Reasons for students to be seen initially at the Low Vision Clinic or return for continued follow-up visits as recommended:
To establish a baseline of acuity measurement and general visual functioning level, for all students who have low vision. For very young children, or nonverbal children who are not able to respond to a traditional test of acuity measurement, it may be possible to use other methods to obtain a general indication of their level of visual functioning or visual acuity, and to give a prognosis for the expected levels of visual functioning they likely will develop
To help parents and teachers better understand their child’s visual condition and visual functioning – “how” he/she sees.
To determine if there is a refractive error (need for corrective lenses) and whether the refractive error is significant enough to prescribe eyeglasses or contact lenses.
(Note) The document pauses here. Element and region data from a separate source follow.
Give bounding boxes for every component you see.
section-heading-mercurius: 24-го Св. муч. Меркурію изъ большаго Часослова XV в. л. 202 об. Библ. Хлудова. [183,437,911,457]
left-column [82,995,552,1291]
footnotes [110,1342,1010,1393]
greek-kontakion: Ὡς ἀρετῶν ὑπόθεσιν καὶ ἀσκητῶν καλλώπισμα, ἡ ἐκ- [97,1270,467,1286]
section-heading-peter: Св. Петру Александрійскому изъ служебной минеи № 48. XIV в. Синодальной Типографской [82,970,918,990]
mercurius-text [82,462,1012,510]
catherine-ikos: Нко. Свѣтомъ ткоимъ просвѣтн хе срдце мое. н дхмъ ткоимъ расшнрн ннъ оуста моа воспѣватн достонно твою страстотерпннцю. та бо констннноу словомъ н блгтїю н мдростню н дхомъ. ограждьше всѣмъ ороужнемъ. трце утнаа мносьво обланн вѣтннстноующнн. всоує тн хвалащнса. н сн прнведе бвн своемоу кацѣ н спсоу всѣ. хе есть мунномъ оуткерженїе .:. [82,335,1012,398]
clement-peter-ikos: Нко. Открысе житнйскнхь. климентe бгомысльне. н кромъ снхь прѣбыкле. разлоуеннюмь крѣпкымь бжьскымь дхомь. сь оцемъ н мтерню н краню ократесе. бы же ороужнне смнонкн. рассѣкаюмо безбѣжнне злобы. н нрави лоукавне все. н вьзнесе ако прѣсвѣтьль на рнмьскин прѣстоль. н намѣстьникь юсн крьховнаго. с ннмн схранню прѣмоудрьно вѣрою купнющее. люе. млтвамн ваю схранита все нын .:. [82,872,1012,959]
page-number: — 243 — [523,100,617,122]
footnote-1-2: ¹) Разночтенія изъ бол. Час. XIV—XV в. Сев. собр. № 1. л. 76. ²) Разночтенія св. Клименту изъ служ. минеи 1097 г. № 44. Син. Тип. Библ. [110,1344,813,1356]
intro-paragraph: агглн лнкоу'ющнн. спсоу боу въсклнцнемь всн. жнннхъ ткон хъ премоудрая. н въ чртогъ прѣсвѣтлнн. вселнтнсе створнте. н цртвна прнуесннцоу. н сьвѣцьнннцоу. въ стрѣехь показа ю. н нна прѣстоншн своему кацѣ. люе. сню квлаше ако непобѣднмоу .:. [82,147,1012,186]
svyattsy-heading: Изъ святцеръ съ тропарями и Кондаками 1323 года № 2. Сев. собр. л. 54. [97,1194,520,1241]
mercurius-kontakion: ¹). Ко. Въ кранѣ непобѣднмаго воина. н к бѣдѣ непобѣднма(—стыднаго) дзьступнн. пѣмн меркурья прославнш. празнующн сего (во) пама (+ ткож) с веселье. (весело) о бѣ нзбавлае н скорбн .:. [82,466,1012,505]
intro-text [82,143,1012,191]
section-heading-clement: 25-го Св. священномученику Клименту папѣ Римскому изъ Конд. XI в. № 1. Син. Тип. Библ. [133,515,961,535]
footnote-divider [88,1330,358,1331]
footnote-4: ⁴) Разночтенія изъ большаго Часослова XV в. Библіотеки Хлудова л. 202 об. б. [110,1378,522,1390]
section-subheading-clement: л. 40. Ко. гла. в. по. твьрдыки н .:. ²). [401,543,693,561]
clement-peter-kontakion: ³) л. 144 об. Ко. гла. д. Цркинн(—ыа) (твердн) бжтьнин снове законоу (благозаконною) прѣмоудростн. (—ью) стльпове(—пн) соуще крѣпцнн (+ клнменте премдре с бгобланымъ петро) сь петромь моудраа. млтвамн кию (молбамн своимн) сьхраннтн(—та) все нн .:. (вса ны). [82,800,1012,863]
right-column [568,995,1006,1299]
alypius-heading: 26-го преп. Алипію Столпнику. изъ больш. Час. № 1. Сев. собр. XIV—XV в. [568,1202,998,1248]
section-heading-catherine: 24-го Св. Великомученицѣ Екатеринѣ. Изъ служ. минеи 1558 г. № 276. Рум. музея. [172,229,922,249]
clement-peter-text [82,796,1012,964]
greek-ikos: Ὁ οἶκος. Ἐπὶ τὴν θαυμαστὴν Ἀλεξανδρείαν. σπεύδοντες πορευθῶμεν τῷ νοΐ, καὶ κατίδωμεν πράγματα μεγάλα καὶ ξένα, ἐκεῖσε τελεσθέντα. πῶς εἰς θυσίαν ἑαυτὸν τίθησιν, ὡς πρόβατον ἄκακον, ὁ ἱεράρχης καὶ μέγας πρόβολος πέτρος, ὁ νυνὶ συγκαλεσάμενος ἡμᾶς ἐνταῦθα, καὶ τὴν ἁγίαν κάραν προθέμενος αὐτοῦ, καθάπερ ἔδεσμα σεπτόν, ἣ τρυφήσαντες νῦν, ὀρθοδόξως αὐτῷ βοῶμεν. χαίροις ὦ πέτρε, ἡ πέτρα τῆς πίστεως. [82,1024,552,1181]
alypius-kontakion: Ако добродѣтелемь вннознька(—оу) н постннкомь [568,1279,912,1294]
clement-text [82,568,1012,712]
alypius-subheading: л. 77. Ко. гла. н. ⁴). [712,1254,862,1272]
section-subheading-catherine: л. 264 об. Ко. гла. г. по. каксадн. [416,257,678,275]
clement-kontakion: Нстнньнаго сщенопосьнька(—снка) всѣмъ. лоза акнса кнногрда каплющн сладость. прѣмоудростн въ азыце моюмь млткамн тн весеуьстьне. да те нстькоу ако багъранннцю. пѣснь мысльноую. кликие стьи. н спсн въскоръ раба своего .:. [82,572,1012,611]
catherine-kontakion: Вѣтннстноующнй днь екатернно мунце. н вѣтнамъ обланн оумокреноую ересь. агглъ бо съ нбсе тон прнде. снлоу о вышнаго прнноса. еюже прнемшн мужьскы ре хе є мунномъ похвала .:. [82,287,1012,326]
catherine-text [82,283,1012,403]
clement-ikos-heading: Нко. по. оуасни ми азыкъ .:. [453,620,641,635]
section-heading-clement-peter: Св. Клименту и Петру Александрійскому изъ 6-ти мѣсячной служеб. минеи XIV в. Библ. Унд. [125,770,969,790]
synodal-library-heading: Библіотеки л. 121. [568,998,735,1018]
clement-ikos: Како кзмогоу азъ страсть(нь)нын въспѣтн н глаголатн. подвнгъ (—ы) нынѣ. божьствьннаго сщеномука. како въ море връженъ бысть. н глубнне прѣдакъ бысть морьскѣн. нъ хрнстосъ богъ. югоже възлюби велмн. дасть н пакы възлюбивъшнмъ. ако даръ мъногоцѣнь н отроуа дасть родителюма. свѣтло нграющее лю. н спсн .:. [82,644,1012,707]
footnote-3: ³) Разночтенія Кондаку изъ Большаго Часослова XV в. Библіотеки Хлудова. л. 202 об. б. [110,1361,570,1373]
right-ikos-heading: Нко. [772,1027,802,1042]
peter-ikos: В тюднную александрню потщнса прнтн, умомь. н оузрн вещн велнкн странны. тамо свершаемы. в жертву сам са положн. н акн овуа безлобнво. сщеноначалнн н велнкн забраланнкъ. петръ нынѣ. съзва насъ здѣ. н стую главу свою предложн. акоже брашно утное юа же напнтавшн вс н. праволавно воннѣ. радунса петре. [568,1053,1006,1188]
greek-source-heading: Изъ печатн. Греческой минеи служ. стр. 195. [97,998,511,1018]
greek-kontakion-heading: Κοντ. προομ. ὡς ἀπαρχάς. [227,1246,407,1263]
To assess visual skills in terms of whether or not vision is likely a major factor when there are concerns about other developmental areas.
To determine if low vision devices, technology equipment, or other adaptations and accommodations will likely enhance the student’s functioning level and to assist educational team members with trial and/or acquisition of recommended devices, equipment, or strategies.
To provide reevaluation to determine if visual functioning is improving, remaining stable or otherwise changing, and what those changes may indicate in terms of other programming needs; and whether the need for devices or other accommodations has changed. A particular visual diagnosis will usually indicate a prognosis in terms of whether or not the eye condition will remain stable. Visual functioning should be closely monitored as one indicator of the student’s visual status over time. Additionally, as a result of the growth and maturation process, a student’s need for specific devices or optical power will often change over the course of time. It is important that students return for follow-up visits to the low vision clinic as recommended by the Low Vision Specialist. Educational programming decisions need to be based upon information that is current and accurate.
To assess vision in terms of acquiring a learner’s permit or driver’s license when appropriate. Many students want to learn if they can qualify visually to eventually be able to drive. The Low Vision Specialist has the expertise to advise individuals with low vision about this question and to counsel the student with regard to the procedures they will need to follow for their particular situation.